UNISONActive is an unofficial blog produced by UNISON activists for UNISON activists. Bringing news, briefings and events from a progressive left perspective.

Tuesday 14 September 2010

Bankers agree reforms, who will pay?‏

Banks will have to significantly increase their capital reserves under rules endorsed on Sunday by the world's major central banks, which are trying to prevent another financial collapse without impeding the fragile economic recovery. The new banking rules are designed to strengthen bank finances and rein in excessive risk-taking, but some banks have protested that they may dampen the recovery by forcing them to reduce the money they lend that the economy relies upon.

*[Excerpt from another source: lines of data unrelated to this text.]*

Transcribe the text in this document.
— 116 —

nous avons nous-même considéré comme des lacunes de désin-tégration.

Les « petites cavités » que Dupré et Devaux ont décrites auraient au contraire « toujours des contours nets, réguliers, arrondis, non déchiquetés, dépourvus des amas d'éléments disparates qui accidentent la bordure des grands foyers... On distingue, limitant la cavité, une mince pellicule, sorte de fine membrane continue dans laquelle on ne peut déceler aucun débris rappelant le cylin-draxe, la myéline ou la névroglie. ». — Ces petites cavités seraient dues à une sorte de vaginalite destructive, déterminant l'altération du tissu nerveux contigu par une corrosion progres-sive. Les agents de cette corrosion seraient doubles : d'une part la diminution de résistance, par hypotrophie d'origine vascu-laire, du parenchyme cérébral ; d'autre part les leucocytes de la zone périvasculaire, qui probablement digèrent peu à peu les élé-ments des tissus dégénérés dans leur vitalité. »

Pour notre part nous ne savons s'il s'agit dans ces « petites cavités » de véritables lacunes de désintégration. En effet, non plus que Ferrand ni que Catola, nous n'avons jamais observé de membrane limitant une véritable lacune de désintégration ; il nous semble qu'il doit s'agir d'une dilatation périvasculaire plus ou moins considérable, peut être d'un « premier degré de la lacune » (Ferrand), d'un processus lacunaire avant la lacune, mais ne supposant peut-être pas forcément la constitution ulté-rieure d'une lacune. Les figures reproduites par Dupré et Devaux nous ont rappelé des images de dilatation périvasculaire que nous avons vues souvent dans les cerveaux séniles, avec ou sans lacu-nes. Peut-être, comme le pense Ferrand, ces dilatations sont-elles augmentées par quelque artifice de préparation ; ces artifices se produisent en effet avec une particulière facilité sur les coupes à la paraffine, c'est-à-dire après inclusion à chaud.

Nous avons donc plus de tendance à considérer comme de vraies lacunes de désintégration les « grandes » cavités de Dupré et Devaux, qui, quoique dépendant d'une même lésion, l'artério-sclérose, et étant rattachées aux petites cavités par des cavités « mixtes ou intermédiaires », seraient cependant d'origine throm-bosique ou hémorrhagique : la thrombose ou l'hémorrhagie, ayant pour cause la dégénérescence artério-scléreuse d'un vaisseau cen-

Forcing banks to keep more capital on hand will restrict the amount of loans they can make and as the banks provide 97% of the world economy's money supply rules that are intended to boost confidence that the banking system won't repeat past mistakes, will also restrict economic development. This is the contradiction of allowing private profit making institutions to provide our money supply.

Over the weekend, the head of the European Banking Federation (EBF) warned that Basel III could put jobs at risk. "EBF members are very concerned about the effect that [new regulations] may have on banks' lending," said Alessandro Profumo, chief executive of Italy's UniCredit bank, in a letter to European Central Bank President Trichet. http://www.guardian.co.uk/business/2010/sep/12/banking-basel-capital-requirements-raised

The federation, which represents more than 5,000 banks, said its analysis of proposed new Basel III banking standards shows that it would limit banks' credit growth and profits, hurt the economy and prevent the creation of up to 5 million jobs in the eurozone.

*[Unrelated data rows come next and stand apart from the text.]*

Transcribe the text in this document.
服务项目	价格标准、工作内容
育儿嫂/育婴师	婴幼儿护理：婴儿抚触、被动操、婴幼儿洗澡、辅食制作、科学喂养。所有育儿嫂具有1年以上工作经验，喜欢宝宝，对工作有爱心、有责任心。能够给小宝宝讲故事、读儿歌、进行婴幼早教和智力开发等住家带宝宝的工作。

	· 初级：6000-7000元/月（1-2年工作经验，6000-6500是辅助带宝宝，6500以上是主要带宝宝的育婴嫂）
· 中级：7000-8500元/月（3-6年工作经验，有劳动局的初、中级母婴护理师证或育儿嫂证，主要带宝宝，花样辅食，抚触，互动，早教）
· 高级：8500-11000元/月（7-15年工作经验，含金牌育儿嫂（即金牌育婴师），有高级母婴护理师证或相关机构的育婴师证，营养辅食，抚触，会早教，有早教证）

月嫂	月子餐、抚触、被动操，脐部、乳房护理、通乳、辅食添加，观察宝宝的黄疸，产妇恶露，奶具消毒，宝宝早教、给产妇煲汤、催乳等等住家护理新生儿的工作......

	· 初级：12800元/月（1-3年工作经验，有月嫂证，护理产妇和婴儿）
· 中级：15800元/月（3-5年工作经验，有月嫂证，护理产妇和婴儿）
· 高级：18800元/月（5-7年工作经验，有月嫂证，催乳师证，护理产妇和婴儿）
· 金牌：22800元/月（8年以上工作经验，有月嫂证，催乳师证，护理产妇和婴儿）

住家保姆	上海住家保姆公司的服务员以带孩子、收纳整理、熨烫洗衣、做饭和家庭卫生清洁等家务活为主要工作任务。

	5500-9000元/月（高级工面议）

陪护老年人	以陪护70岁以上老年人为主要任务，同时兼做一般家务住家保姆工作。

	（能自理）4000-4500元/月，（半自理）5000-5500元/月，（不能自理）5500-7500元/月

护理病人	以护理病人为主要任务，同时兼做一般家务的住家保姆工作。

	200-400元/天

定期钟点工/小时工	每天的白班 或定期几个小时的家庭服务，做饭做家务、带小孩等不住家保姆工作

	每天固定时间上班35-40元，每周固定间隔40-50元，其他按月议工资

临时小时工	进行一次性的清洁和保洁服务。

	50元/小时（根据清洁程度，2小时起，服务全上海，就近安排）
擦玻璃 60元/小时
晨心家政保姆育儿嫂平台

Under current rules, banks must hold back at least 4 percent of their balance sheet to cover their risks. This mandatory reserve – known as tier 1 capital – would rise to 4.5 percent by 2013 under the new rules and reach 6 percent in 2019. In addition, banks would be required to keep an emergency reserve known as a "conservation buffer" of 2.5 percent. In total, the amount of reserves each bank is expected to have by the end of the decade will be 8.5 percent of its balance sheet.

However many of our economic woes stem from off balance sheet trading in collatorised debt obligations and derivatives, so simply requiring the banks to hold more capital and cash will not deal with these risks.

Already one bank has cited the new rules as a reason to tap the market for billions of euros in new capital. Germany's biggest bank, Deutsche Bank AG, announced plans to raise at least 9.8 billion euro ($12.4 billion) in a capital increase. The have planned issue of 308.6 million new common shares, most of which will be purchased by investors such as our pension funds.

So there we have it then the penalty banks will have to pay for economic destruction is a requirement to hold more capital and reserves. The cycle comes full circle when they come back to our pension funds for more money to buy their shares, then the giant global machine of debt will start up once again to prepare for the next economic crisis and continue humanities debt enslavement.